The attacker escaped, and Afghan forces were searching house-to-house in Thaloqan, about 40 miles southwest of the southern city of Kandahar.

The accounts contradicted earlier reports that said the helicopter was in the air when it was hit.

Wounded evacuated to Kandahar
A U.S. military quick reaction force evacuated the wounded to Kandahar, military spokesman Lt. Col. Bryan Hilferty said. Witnesses said bullet holes dotted the helicopter, which was white with red stripes. It was hoisted away by a U.S. military helicopter.

Officials said the helicopter belonged to The Louis Berger Group Inc., an engineering firm based in East Orange, N.J. which oversees infrastructure projects in southern Afghanistan. Rebels of the former ruling Taliban regime are active in the region.

Mike Staples, public relations official for Louis Berger in Kabul, refused to comment.

A man claiming to speak for the Taliban, Abdul Samad, telephoned the AP in Kabul about six hours after the attack and said the hard-line Islamic militia was responsible.

That claim could not be independently confirmed, and Samad’s description of the shooting — which he said involved eight guerrillas — was at odds with witness accounts.
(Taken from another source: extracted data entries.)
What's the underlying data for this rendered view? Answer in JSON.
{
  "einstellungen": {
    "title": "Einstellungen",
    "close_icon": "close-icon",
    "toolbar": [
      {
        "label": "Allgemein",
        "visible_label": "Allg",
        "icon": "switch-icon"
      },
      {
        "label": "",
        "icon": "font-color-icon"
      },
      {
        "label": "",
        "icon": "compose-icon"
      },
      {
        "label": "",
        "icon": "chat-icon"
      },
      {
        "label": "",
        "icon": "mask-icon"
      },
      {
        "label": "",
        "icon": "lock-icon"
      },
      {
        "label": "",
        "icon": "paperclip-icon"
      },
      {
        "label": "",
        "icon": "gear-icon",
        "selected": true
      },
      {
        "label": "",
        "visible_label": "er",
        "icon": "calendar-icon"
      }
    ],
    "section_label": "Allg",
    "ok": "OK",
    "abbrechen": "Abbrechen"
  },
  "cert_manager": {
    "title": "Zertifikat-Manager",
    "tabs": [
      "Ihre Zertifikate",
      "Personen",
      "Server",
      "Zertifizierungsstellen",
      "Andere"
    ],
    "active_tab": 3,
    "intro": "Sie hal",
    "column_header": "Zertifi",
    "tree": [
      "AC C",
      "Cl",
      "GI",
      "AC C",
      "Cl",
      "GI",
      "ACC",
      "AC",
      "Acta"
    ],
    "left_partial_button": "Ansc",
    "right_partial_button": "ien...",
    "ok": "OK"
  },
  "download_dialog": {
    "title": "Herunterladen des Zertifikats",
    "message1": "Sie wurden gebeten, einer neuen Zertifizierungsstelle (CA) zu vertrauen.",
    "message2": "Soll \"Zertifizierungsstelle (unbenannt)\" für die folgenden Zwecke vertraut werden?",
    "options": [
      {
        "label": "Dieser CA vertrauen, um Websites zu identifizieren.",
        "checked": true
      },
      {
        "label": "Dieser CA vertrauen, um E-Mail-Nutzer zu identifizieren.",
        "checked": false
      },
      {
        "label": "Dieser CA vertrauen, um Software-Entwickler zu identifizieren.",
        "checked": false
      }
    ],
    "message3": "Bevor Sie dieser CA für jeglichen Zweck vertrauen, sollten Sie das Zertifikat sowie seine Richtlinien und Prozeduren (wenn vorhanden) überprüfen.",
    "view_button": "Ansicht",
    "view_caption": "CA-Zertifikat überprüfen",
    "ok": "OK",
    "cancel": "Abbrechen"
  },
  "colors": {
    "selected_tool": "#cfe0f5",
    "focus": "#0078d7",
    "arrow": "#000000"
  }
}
Pashtoon said no one had warned local authorities that the foreigners were visiting Sunday.

“They had not informed us. They had not asked us about security. They had no coordination with us,” Pashtoon said.

Insurgents have launched repeated attacks in southern and eastern Afghanistan in recent months in an apparent bid to undermine the U.S.-backed government of President Hamid Karzai and stymie reconstruction efforts in the war-battered country.